Don’t get thrown. Don’t get thrown.

If you’ve come by this blog because you’re looking for practical resources on the human experience of cancer, here are four writers who have helped me this year:

Australian Indigenous blogger Colleen Lavelle has taught me so much about brain cancer and cancer in the context of family and work. This year she has also collected stories of the impact of dominant culture cancer management on other Indigenous oncology patients.

US colleague Rebecca J Hogue blogged every step of her breast cancer experience after she was diagnosed in 2014—her blog is a meticulous account that’s relevant for anyone going through the US cancer system, although this differs in important respects from what happens in Australia.

The peerless Kate Granger who I follow on Twitter and admire without reservation has a blog here, but really, just follow her on Twitter.
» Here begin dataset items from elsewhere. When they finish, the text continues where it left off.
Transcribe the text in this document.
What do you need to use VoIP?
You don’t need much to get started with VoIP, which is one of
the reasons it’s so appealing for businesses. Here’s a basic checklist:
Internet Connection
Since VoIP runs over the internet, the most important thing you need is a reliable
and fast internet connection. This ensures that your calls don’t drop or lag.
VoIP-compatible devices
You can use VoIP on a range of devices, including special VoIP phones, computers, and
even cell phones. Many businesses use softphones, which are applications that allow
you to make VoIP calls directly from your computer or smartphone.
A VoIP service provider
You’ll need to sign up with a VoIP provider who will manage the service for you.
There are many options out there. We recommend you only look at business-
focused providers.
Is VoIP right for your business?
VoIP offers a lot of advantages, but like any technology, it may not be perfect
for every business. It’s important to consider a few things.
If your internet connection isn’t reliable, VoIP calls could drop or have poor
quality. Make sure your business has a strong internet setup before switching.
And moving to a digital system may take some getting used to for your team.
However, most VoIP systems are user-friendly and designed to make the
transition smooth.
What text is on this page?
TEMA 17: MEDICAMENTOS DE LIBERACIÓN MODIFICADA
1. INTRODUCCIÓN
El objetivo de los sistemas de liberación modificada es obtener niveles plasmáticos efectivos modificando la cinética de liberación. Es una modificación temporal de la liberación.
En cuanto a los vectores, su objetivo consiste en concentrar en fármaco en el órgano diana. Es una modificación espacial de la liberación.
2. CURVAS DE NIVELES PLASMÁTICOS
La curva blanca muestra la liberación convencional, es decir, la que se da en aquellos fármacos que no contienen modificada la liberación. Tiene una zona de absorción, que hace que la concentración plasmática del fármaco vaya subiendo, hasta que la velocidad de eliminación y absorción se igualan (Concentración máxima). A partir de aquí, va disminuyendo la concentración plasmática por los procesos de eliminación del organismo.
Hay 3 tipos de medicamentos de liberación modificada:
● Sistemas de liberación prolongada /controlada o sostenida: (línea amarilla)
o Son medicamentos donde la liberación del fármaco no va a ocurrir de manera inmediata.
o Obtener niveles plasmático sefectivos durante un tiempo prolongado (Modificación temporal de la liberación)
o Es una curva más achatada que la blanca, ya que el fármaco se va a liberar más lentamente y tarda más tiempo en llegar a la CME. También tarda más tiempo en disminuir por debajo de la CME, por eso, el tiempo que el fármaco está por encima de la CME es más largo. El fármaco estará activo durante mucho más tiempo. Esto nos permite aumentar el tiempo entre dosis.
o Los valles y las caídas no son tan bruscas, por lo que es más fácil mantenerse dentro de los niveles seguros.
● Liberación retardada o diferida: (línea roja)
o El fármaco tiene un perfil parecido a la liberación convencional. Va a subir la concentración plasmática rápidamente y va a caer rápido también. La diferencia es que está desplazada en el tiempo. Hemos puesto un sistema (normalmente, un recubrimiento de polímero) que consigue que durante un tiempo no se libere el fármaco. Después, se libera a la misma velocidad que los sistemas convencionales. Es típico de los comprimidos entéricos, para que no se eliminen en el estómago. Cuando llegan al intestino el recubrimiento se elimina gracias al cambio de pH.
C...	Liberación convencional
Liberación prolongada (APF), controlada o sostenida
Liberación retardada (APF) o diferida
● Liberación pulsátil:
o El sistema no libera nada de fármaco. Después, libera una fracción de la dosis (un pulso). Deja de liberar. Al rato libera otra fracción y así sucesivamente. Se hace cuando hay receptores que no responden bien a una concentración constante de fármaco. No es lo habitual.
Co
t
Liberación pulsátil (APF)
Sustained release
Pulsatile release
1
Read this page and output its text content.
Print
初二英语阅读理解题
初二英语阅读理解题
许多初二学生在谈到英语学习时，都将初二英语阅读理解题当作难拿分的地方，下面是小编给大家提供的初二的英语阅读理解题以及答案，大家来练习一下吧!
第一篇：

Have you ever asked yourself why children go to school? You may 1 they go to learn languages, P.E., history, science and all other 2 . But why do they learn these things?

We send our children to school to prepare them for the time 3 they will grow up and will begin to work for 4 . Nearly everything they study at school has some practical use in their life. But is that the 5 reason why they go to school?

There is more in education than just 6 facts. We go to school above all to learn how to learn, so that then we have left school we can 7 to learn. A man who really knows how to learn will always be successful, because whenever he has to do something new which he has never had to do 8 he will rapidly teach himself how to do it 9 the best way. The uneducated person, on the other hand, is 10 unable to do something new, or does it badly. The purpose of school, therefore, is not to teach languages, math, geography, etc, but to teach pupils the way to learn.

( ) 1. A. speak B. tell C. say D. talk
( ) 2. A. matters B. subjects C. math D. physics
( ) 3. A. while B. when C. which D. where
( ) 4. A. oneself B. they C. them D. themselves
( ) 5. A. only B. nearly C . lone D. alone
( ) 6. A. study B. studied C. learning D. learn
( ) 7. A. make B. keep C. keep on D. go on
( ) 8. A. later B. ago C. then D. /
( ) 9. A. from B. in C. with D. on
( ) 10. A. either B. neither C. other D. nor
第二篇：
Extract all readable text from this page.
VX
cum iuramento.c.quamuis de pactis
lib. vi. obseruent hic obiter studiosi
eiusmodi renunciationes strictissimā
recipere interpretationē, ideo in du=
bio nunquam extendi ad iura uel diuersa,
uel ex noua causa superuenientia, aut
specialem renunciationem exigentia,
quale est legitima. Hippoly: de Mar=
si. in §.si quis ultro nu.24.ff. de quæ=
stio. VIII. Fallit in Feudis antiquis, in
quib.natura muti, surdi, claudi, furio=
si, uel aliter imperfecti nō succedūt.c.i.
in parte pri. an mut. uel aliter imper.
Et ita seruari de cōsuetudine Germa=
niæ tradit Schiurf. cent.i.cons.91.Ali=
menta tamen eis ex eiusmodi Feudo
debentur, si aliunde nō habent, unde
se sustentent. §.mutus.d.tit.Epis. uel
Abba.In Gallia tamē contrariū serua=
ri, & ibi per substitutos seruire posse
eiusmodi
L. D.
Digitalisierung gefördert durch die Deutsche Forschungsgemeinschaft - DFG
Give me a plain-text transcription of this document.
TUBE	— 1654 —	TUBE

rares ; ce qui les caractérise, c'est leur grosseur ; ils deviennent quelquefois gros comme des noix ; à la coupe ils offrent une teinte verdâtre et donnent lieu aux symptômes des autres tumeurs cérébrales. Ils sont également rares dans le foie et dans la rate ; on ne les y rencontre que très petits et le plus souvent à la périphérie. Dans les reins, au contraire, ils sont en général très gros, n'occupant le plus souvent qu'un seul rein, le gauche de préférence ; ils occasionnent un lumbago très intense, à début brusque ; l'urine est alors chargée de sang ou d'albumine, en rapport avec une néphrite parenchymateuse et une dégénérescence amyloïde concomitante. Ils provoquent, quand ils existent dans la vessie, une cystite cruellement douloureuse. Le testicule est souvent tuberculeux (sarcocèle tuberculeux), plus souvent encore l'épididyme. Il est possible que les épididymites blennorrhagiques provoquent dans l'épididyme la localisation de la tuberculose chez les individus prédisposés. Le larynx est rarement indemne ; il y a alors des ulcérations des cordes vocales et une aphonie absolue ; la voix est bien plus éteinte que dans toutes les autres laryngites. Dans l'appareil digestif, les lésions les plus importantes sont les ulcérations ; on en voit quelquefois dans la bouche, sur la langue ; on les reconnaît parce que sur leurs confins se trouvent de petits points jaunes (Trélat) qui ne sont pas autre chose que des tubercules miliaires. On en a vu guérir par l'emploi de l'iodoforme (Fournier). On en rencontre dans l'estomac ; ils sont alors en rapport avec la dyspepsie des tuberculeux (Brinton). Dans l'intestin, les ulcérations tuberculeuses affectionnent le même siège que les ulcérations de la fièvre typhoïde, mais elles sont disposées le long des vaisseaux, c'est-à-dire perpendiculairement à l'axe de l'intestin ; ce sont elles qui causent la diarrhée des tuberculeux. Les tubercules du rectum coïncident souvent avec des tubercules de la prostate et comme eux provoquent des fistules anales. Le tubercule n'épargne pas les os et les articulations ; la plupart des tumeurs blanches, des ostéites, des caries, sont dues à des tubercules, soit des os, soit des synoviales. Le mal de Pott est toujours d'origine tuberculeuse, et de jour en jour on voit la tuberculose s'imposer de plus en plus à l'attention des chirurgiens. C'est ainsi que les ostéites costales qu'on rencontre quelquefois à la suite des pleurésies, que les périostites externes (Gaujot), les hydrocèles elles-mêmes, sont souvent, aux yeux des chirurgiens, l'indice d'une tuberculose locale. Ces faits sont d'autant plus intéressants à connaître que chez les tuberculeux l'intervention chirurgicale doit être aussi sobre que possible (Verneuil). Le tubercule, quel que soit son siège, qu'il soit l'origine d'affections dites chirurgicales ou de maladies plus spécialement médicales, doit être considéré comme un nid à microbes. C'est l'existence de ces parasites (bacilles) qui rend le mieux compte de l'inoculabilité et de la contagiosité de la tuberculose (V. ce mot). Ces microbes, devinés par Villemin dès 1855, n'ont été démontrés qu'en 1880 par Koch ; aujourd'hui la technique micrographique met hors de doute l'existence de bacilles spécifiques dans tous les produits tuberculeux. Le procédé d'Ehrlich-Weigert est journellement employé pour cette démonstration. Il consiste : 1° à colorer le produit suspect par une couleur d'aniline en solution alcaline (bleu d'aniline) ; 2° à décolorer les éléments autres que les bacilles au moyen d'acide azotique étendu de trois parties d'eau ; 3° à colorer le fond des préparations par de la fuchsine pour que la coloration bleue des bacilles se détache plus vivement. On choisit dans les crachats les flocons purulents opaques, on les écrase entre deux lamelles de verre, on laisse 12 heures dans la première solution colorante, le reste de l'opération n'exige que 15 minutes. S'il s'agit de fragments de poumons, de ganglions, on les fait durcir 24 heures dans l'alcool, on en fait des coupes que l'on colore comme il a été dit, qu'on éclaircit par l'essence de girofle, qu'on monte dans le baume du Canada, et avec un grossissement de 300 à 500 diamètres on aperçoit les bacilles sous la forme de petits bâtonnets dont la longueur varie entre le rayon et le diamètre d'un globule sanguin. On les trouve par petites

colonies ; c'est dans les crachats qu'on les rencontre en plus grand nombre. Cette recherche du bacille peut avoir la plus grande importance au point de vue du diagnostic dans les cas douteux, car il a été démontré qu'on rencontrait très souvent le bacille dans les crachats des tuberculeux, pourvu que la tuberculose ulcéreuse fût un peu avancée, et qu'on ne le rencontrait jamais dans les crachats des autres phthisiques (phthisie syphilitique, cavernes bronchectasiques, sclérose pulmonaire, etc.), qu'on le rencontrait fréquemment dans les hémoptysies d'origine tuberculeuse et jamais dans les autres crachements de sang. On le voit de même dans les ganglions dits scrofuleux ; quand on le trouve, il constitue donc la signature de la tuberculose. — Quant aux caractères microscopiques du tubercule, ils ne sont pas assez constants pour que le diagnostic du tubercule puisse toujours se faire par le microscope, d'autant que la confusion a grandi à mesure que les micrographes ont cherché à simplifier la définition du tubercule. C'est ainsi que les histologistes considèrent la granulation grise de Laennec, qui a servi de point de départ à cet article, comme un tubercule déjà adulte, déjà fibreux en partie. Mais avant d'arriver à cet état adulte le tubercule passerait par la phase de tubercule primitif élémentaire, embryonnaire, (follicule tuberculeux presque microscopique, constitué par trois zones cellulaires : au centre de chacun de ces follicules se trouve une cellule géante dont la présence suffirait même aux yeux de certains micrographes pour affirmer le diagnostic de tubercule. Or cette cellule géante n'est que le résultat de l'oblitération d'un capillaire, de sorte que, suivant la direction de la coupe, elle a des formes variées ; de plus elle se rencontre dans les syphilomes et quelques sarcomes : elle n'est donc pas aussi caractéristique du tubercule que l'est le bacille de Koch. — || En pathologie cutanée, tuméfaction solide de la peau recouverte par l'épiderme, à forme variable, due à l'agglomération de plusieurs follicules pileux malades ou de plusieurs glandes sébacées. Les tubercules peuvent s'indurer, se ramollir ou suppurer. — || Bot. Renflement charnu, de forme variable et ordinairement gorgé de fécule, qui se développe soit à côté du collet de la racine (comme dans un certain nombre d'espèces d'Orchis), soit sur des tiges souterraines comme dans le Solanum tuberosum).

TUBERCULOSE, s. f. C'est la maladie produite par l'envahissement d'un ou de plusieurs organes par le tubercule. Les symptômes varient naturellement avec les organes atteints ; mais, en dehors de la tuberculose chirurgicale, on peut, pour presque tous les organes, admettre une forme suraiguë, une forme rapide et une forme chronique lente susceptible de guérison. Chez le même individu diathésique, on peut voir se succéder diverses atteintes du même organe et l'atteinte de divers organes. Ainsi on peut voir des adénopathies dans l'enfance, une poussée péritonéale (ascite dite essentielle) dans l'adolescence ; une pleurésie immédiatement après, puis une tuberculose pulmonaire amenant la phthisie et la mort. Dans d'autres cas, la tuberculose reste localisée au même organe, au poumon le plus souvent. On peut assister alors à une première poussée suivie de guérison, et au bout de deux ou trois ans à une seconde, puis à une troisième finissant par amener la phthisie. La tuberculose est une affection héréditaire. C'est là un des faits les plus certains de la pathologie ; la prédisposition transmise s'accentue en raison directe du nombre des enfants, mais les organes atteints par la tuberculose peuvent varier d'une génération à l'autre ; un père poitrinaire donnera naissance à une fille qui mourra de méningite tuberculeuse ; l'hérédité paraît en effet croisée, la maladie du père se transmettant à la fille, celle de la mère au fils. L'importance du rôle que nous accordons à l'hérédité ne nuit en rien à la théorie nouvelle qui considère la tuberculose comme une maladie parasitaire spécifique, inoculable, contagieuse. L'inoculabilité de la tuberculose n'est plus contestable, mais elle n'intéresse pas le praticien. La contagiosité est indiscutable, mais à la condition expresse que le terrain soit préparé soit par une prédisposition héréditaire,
Her practical management of serious cancer treatment and her commitment to not only her own medical career but also to improving practice in her profession (the National Health Service in the UK) has justly earned her an MBE. You can also find out about Kate’s work with her husband Chris Pointon in introducing the #hellomynameis campaign to the UK’s public health system, and I’m really delighted to see evidence that this campaign is making its way slowly to Australia.

In relation to experiencing cancer in the company of your children, no one helped more than Lisa Bonchek Adams who died earlier this year. Her blog is still here.

I hope these resources are also helpful to you.